This is a super powerful tool, and you know what they say, “With great power comes great responsibility.” That’s where Trend Micro comes in, helping to ease this burden of responsibility. New rules in Cloud One – Conformity offer additional governance and oversight to help customers manage their use of this capability.
With the launch today, Cloud One – Conformity has added SSM Session Length to ensure that any session using this feature does not remain active for longer than the time period designated in the rule settings. If a session is left inactive, it will time out and log you off – no worries. But, use of this tool for a long time could be the result of suspicious activity.
For example, you might execute a command that bundles a bunch of logs and sends it somewhere else, then you leave Amazon ECS Exec and look at the logs elsewhere. Most use cases addressed by this functionality are fairly quick. If a session is actively used for hours, it is likely being used in a way that was not intended.

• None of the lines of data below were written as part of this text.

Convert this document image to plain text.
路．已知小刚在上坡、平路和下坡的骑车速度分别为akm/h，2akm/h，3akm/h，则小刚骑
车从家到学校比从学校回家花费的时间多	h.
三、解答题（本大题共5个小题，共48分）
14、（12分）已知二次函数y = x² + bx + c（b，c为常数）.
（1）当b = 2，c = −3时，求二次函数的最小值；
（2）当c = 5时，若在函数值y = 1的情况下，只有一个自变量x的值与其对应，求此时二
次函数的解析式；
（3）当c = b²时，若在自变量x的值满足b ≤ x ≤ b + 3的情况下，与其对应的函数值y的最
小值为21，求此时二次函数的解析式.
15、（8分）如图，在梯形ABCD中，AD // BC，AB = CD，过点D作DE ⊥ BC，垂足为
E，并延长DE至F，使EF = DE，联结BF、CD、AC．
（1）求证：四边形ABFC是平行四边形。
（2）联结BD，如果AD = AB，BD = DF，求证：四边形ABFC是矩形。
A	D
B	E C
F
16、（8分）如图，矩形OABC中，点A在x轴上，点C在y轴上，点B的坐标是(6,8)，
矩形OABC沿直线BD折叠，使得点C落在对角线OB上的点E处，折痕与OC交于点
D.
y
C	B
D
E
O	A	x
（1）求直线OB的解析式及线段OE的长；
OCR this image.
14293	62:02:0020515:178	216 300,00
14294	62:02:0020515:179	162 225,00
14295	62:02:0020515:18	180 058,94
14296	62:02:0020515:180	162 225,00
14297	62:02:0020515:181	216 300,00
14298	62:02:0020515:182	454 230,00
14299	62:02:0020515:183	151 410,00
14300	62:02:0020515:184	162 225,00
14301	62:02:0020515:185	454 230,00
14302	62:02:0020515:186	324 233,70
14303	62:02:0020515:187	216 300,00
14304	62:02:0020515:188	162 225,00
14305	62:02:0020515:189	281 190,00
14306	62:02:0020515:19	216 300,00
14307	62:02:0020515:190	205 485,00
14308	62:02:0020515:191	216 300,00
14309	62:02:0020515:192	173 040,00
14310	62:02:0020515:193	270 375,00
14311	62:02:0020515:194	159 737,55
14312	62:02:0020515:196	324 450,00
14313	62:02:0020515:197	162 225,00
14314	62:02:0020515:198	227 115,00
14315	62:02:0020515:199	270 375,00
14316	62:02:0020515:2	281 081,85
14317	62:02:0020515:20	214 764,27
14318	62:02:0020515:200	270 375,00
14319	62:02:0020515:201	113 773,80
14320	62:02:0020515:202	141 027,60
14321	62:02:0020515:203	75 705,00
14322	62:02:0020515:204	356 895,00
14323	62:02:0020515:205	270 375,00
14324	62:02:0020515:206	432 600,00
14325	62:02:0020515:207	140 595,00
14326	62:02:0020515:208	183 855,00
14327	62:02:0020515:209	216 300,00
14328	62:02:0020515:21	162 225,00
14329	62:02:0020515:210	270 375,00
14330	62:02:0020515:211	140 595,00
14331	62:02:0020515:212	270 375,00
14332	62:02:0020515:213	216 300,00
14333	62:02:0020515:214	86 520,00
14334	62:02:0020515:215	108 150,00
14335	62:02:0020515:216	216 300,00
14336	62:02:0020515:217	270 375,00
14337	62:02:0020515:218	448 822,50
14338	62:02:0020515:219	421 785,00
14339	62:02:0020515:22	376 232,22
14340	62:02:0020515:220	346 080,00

Additionally, a second Cloud One – Conformity rule will be coming soon, Approved Execute Command Access. This will ensure that all access to ECS Exec is approved based on IAM. The rule will have an allow list for the ARN of the IAM resources allowed to use the feature, so if any ARN accesses ECS Exec that is not on the allow list, it will flag in the Cloud One – Conformity console.
How permissions are set across AWS services allows for a lot of flexibility, which could mean certain ARNs that don’t need access to this functionality have access due to other permissions settings.
One of the Cloud One – Conformity developers who worked on these rules said, “When AWS Session Manager came out for Amazon EC2, a lot of people had full access to instances, way more than they should have, based on permissions from somewhere else in the customer’s AWS environment.”
AWS is built well and secure. Service configurations and permissions give organizations the flexibility to manage incredibly granular permissions, but can create opportunities for gaps between teams or deployments. Cloud One – Conformity has more than 750 rules to ensure your AWS environment is configured securely, optimized for cost, and meets any compliance requirements for your organization.